With that said, a separate rate respondent (like Bestpak) is not entirely without options. It may (1) challenge Commerce’s selection of a small a number of respondents from which a separate rate can be derived; as well as (2) request a voluntary investigation pursuant to 19 U.S.C. § 1677m(a). See 19 C.F.R. § 351.204(d). Although Bestpak challenged Commerce’s selection of a small number of mandatory respondents in its administrative case brief, Commerce rejected the argument because it was too late in the administrative proceeding. See Decision Memorandum at Cmt. 10 (“Put simply, given the statutory time constraints of an investigation, it is not feasible at this time to identify an additional respondent, provide that respondent with time to respond to our questionnaires, analyze the data and develop a preliminary determination, provide parties with an opportunity to comment upon the determination, solicit rebuttal comments, and then develop a final determination. These labor-intensive efforts take several months to complete and, because Bestpak first suggested that we consider an additional respondent in its case brief, less than three months remained in statutory time period to complete the investigation .... Bestpak did not present its suggestion that the Department investigate an additional respondent at a point in the proceeding where the Department could have acted upon its request.... Bestpak had ample opportunity to raise this issue as early as October 2009, when Ningbo Jintian missed the deadline to respond to the Department’s Sections C and D questionnaire.”). Bestpak chose not to challenge this decision in its brief before the court.

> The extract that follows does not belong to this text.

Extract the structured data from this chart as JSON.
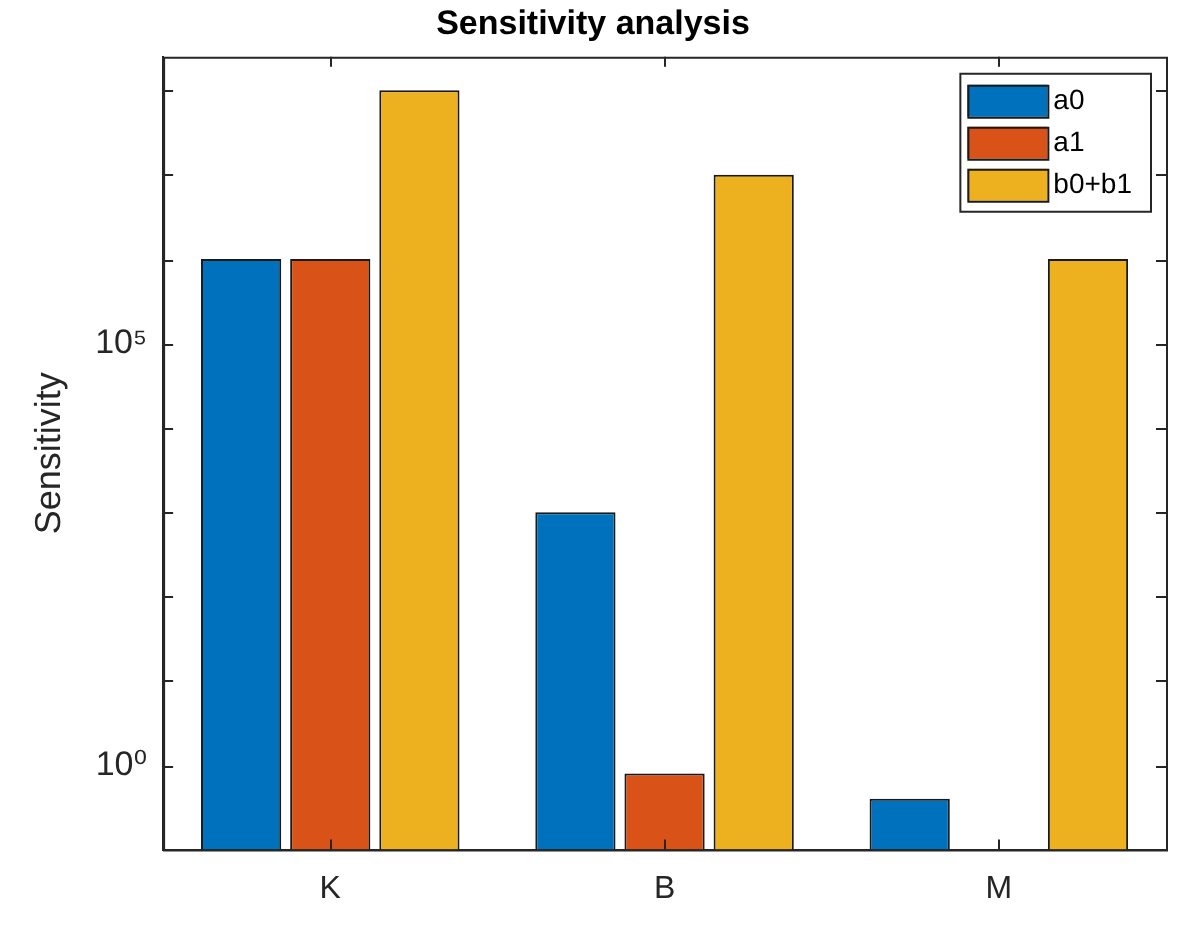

Commerce’s separate rate margin calculated using a simple average of a de minimis and facts available margin may be unfortunate and even frustrating, but it is not unreasonable on this limited administrative record. The court issued a remand in the belief there might be additional choices from which Commerce could calculate the separate rate. In this case, however, those additional choices apparently do not exist. For the foregoing reasons, Commerce’s separate rate calculation is sustained. The court will enter judgment accordingly.
Notes
. Bestpak argues, for the first time, that Bestpak should be assigned a
0%
rate because of a sales invoice it submitted as part of its application for separate rate status. PL's Comments 20. Bestpak, however, failed to raise this argument before Commerce, depriving Commerce of the opportunity to address it. As such, the court will not entertain it now.